Widdecombe insisted people could stay protected from the virus in packed trains and buses by keeping their head down or wearing a face covering.

'What I was saying was that where you have no choice then you've just got to use as many precautions you can in that situation,' she argued before admitting it was impossible to enforce the two meter rule in packed tubes.

'If we don't get the economy going there are going to be huge long-term health problems as well as economic problems.'

MORE: James O'Brien rips into Boris Johnson for playing to Brexit crowd with 'common sense' call

Morgan question the logic of letting young people return to work if they, in turn, risked infecting the elderly. Widdecombe said the country would have to wait 'in due course' to see the impact of such a move.

The spotlight then turn to Sir Dave who stressed the UK simply was not ready for people to the workplace.

'If we want to get the economy moving quickly, which we all want to see. If we want to minimise the number of deaths in the community at large... [then] do not immerge into the full working place until we have everything under control,' he said.

'At the moment, the test, trace capability of the country is simply not up to it.'

Twitter users reacted to Widdecombe's comments with both bafflement and fury.

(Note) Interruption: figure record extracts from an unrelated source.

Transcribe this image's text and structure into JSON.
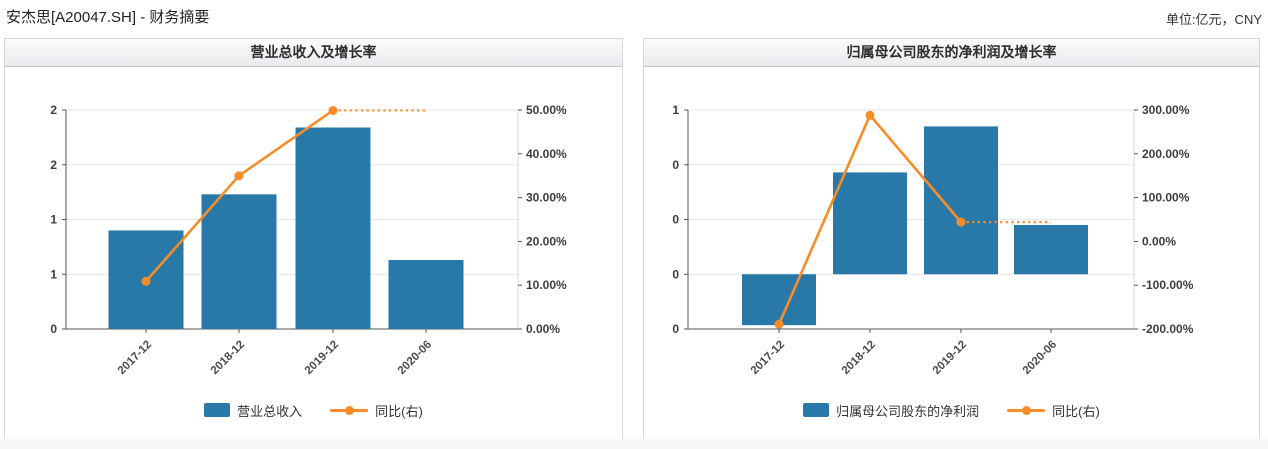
{
  "page": {
    "title": "安杰思[A20047.SH] - 财务摘要",
    "unit_label": "单位:亿元，CNY"
  },
  "colors": {
    "bar": "#2979a8",
    "line": "#f78c28",
    "grid": "#e4e5e8",
    "axis": "#55565a",
    "right_axis_line": "#d7d8db",
    "tick_text": "#3c3d42"
  },
  "chart_data": [
    {
      "type": "bar-line-combo",
      "title": "营业总收入及增长率",
      "categories": [
        "2017-12",
        "2018-12",
        "2019-12",
        "2020-06"
      ],
      "bar_series": {
        "name": "营业总收入",
        "unit": "亿元",
        "values": [
          0.9,
          1.23,
          1.84,
          0.63
        ]
      },
      "line_series": {
        "name": "同比(右)",
        "unit": "%",
        "values_pct": [
          10.9,
          35.0,
          49.9,
          49.9
        ],
        "last_segment_dotted": true
      },
      "left_axis": {
        "min": 0,
        "max": 2,
        "labels": [
          "2",
          "2",
          "1",
          "1",
          "0"
        ]
      },
      "right_axis": {
        "min": 0,
        "max": 50,
        "labels": [
          "50.00%",
          "40.00%",
          "30.00%",
          "20.00%",
          "10.00%",
          "0.00%"
        ]
      },
      "legend_position": "bottom",
      "grid": true
    },
    {
      "type": "bar-line-combo",
      "title": "归属母公司股东的净利润及增长率",
      "categories": [
        "2017-12",
        "2018-12",
        "2019-12",
        "2020-06"
      ],
      "bar_series": {
        "name": "归属母公司股东的净利润",
        "unit": "亿元",
        "values": [
          -0.31,
          0.62,
          0.9,
          0.3
        ]
      },
      "line_series": {
        "name": "同比(右)",
        "unit": "%",
        "values_pct": [
          -189,
          288,
          44,
          44
        ],
        "last_segment_dotted": true
      },
      "left_axis": {
        "min": -0.3333,
        "max": 1,
        "labels": [
          "1",
          "0",
          "0",
          "0",
          "0"
        ]
      },
      "right_axis": {
        "min": -200,
        "max": 300,
        "labels": [
          "300.00%",
          "200.00%",
          "100.00%",
          "0.00%",
          "-100.00%",
          "-200.00%"
        ]
      },
      "legend_position": "bottom",
      "grid": true
    }
  ]
}
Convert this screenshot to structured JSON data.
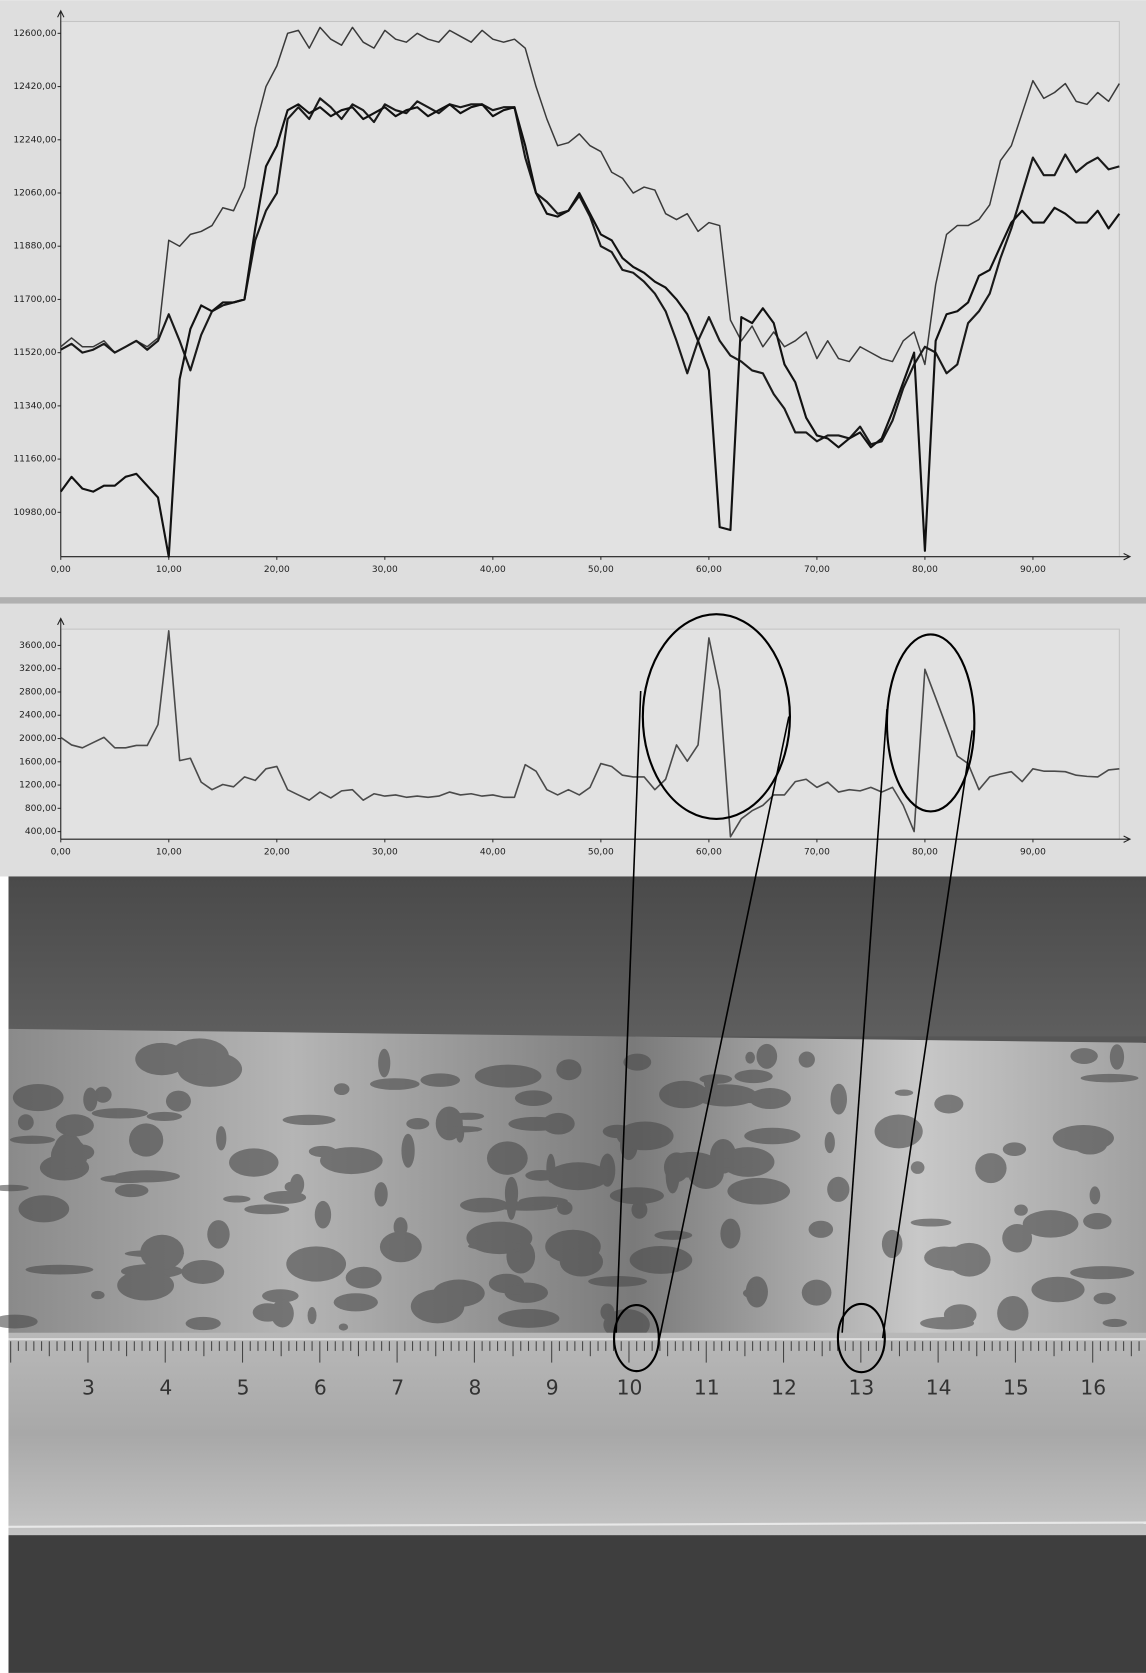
{
  "chart_data": [
    {
      "type": "line",
      "x": [
        0,
        1,
        2,
        3,
        4,
        5,
        6,
        7,
        8,
        9,
        10,
        11,
        12,
        13,
        14,
        15,
        16,
        17,
        18,
        19,
        20,
        21,
        22,
        23,
        24,
        25,
        26,
        27,
        28,
        29,
        30,
        31,
        32,
        33,
        34,
        35,
        36,
        37,
        38,
        39,
        40,
        41,
        42,
        43,
        44,
        45,
        46,
        47,
        48,
        49,
        50,
        51,
        52,
        53,
        54,
        55,
        56,
        57,
        58,
        59,
        60,
        61,
        62,
        63,
        64,
        65,
        66,
        67,
        68,
        69,
        70,
        71,
        72,
        73,
        74,
        75,
        76,
        77,
        78,
        79,
        80,
        81,
        82,
        83,
        84,
        85,
        86,
        87,
        88,
        89,
        90,
        91,
        92,
        93,
        94,
        95,
        96,
        97,
        98
      ],
      "xlim": [
        0,
        98
      ],
      "ylim": [
        10830,
        12640
      ],
      "xticks": [
        {
          "value": 0,
          "label": "0,00"
        },
        {
          "value": 10,
          "label": "10,00"
        },
        {
          "value": 20,
          "label": "20,00"
        },
        {
          "value": 30,
          "label": "30,00"
        },
        {
          "value": 40,
          "label": "40,00"
        },
        {
          "value": 50,
          "label": "50,00"
        },
        {
          "value": 60,
          "label": "60,00"
        },
        {
          "value": 70,
          "label": "70,00"
        },
        {
          "value": 80,
          "label": "80,00"
        },
        {
          "value": 90,
          "label": "90,00"
        }
      ],
      "yticks": [
        {
          "value": 10980,
          "label": "10980,00"
        },
        {
          "value": 11160,
          "label": "11160,00"
        },
        {
          "value": 11340,
          "label": "11340,00"
        },
        {
          "value": 11520,
          "label": "11520,00"
        },
        {
          "value": 11700,
          "label": "11700,00"
        },
        {
          "value": 11880,
          "label": "11880,00"
        },
        {
          "value": 12060,
          "label": "12060,00"
        },
        {
          "value": 12240,
          "label": "12240,00"
        },
        {
          "value": 12420,
          "label": "12420,00"
        },
        {
          "value": 12600,
          "label": "12600,00"
        }
      ],
      "series": [
        {
          "color": "#3a3a3a",
          "values": [
            11540,
            11570,
            11540,
            11540,
            11560,
            11520,
            11540,
            11560,
            11540,
            11570,
            11900,
            11880,
            11920,
            11930,
            11950,
            12010,
            12000,
            12080,
            12280,
            12420,
            12490,
            12600,
            12610,
            12550,
            12620,
            12580,
            12560,
            12620,
            12570,
            12550,
            12610,
            12580,
            12570,
            12600,
            12580,
            12570,
            12610,
            12590,
            12570,
            12610,
            12580,
            12570,
            12580,
            12550,
            12420,
            12310,
            12220,
            12230,
            12260,
            12220,
            12200,
            12130,
            12110,
            12060,
            12080,
            12070,
            11990,
            11970,
            11990,
            11930,
            11960,
            11950,
            11630,
            11560,
            11610,
            11540,
            11590,
            11540,
            11560,
            11590,
            11500,
            11560,
            11500,
            11490,
            11540,
            11520,
            11500,
            11490,
            11560,
            11590,
            11480,
            11750,
            11920,
            11950,
            11950,
            11970,
            12020,
            12170,
            12220,
            12330,
            12440,
            12380,
            12400,
            12430,
            12370,
            12360,
            12400,
            12370,
            12430
          ]
        },
        {
          "color": "#1a1a1a",
          "values": [
            11530,
            11550,
            11520,
            11530,
            11550,
            11520,
            11540,
            11560,
            11530,
            11560,
            11650,
            11560,
            11460,
            11580,
            11660,
            11680,
            11690,
            11700,
            11900,
            12000,
            12060,
            12310,
            12350,
            12310,
            12380,
            12350,
            12310,
            12360,
            12340,
            12300,
            12360,
            12340,
            12330,
            12370,
            12350,
            12330,
            12360,
            12350,
            12360,
            12360,
            12340,
            12350,
            12350,
            12180,
            12060,
            12030,
            11990,
            12000,
            12050,
            11980,
            11880,
            11860,
            11800,
            11790,
            11760,
            11720,
            11660,
            11560,
            11450,
            11560,
            11640,
            11560,
            11510,
            11490,
            11460,
            11450,
            11380,
            11330,
            11250,
            11250,
            11220,
            11240,
            11240,
            11230,
            11270,
            11210,
            11220,
            11290,
            11400,
            11480,
            11540,
            11520,
            11450,
            11480,
            11620,
            11660,
            11720,
            11840,
            11940,
            12060,
            12180,
            12120,
            12120,
            12190,
            12130,
            12160,
            12180,
            12140,
            12150
          ]
        },
        {
          "color": "#111111",
          "values": [
            11050,
            11100,
            11060,
            11050,
            11070,
            11070,
            11100,
            11110,
            11070,
            11030,
            10830,
            11430,
            11600,
            11680,
            11660,
            11690,
            11690,
            11700,
            11940,
            12150,
            12220,
            12340,
            12360,
            12330,
            12350,
            12320,
            12340,
            12350,
            12310,
            12330,
            12350,
            12320,
            12340,
            12350,
            12320,
            12340,
            12360,
            12330,
            12350,
            12360,
            12320,
            12340,
            12350,
            12220,
            12060,
            11990,
            11980,
            12000,
            12060,
            11990,
            11920,
            11900,
            11840,
            11810,
            11790,
            11760,
            11740,
            11700,
            11650,
            11560,
            11460,
            10930,
            10920,
            11640,
            11620,
            11670,
            11620,
            11480,
            11420,
            11300,
            11240,
            11230,
            11200,
            11230,
            11250,
            11200,
            11230,
            11320,
            11420,
            11520,
            10850,
            11560,
            11650,
            11660,
            11690,
            11780,
            11800,
            11880,
            11960,
            12000,
            11960,
            11960,
            12010,
            11990,
            11960,
            11960,
            12000,
            11940,
            11990
          ]
        }
      ]
    },
    {
      "type": "line",
      "x": [
        0,
        1,
        2,
        3,
        4,
        5,
        6,
        7,
        8,
        9,
        10,
        11,
        12,
        13,
        14,
        15,
        16,
        17,
        18,
        19,
        20,
        21,
        22,
        23,
        24,
        25,
        26,
        27,
        28,
        29,
        30,
        31,
        32,
        33,
        34,
        35,
        36,
        37,
        38,
        39,
        40,
        41,
        42,
        43,
        44,
        45,
        46,
        47,
        48,
        49,
        50,
        51,
        52,
        53,
        54,
        55,
        56,
        57,
        58,
        59,
        60,
        61,
        62,
        63,
        64,
        65,
        66,
        67,
        68,
        69,
        70,
        71,
        72,
        73,
        74,
        75,
        76,
        77,
        78,
        79,
        80,
        81,
        82,
        83,
        84,
        85,
        86,
        87,
        88,
        89,
        90,
        91,
        92,
        93,
        94,
        95,
        96,
        97,
        98
      ],
      "xlim": [
        0,
        98
      ],
      "ylim": [
        270,
        3880
      ],
      "xticks": [
        {
          "value": 0,
          "label": "0,00"
        },
        {
          "value": 10,
          "label": "10,00"
        },
        {
          "value": 20,
          "label": "20,00"
        },
        {
          "value": 30,
          "label": "30,00"
        },
        {
          "value": 40,
          "label": "40,00"
        },
        {
          "value": 50,
          "label": "50,00"
        },
        {
          "value": 60,
          "label": "60,00"
        },
        {
          "value": 70,
          "label": "70,00"
        },
        {
          "value": 80,
          "label": "80,00"
        },
        {
          "value": 90,
          "label": "90,00"
        }
      ],
      "yticks": [
        {
          "value": 400,
          "label": "400,00"
        },
        {
          "value": 800,
          "label": "800,00"
        },
        {
          "value": 1200,
          "label": "1200,00"
        },
        {
          "value": 1600,
          "label": "1600,00"
        },
        {
          "value": 2000,
          "label": "2000,00"
        },
        {
          "value": 2400,
          "label": "2400,00"
        },
        {
          "value": 2800,
          "label": "2800,00"
        },
        {
          "value": 3200,
          "label": "3200,00"
        },
        {
          "value": 3600,
          "label": "3600,00"
        }
      ],
      "color": "#4a4a4a",
      "values": [
        2020,
        1890,
        1840,
        1930,
        2020,
        1840,
        1840,
        1880,
        1880,
        2240,
        3850,
        1620,
        1660,
        1250,
        1120,
        1210,
        1170,
        1340,
        1280,
        1480,
        1520,
        1120,
        1030,
        940,
        1080,
        980,
        1100,
        1120,
        940,
        1050,
        1010,
        1030,
        990,
        1010,
        990,
        1010,
        1080,
        1030,
        1050,
        1010,
        1030,
        990,
        990,
        1550,
        1440,
        1120,
        1030,
        1120,
        1030,
        1160,
        1570,
        1520,
        1370,
        1340,
        1340,
        1120,
        1300,
        1890,
        1610,
        1890,
        3730,
        2830,
        310,
        620,
        760,
        850,
        1030,
        1030,
        1260,
        1300,
        1160,
        1250,
        1080,
        1120,
        1100,
        1160,
        1080,
        1160,
        850,
        400,
        3190,
        2700,
        2200,
        1700,
        1570,
        1120,
        1340,
        1390,
        1430,
        1260,
        1480,
        1440,
        1440,
        1430,
        1370,
        1350,
        1340,
        1460,
        1480
      ]
    }
  ],
  "photo_ruler_labels": [
    "3",
    "4",
    "5",
    "6",
    "7",
    "8",
    "9",
    "10",
    "11",
    "12",
    "13",
    "14",
    "15",
    "16"
  ]
}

One said: 'Libertarians are a death cult. Pandemics spread from individuals to the collective, you can't opt out to show your individualism. Selfish negligence.'

@virgosam70 tweeted: 'Ann Widdecombe on the telly speaking to us from a deserted beach in Devon telling people in big cities to get on trains and buses immediately, putting themselves in danger. Unions are the enemies of the great British public and are bringing the country to its knees apparently.'

Baurice Canine wrote: 'She needs to do a shift in a care home.'

Questioning the call for the public to use 'common sense', another wrote: 'If you're in a situation where you don't feel that it's safe to your health you have to take precautions. It's called common sense.'

At the start of the epidemic the Brexiteer was roundly criticised for claiming coronavirus will be like AIDS - 'not as devastating as first feared'.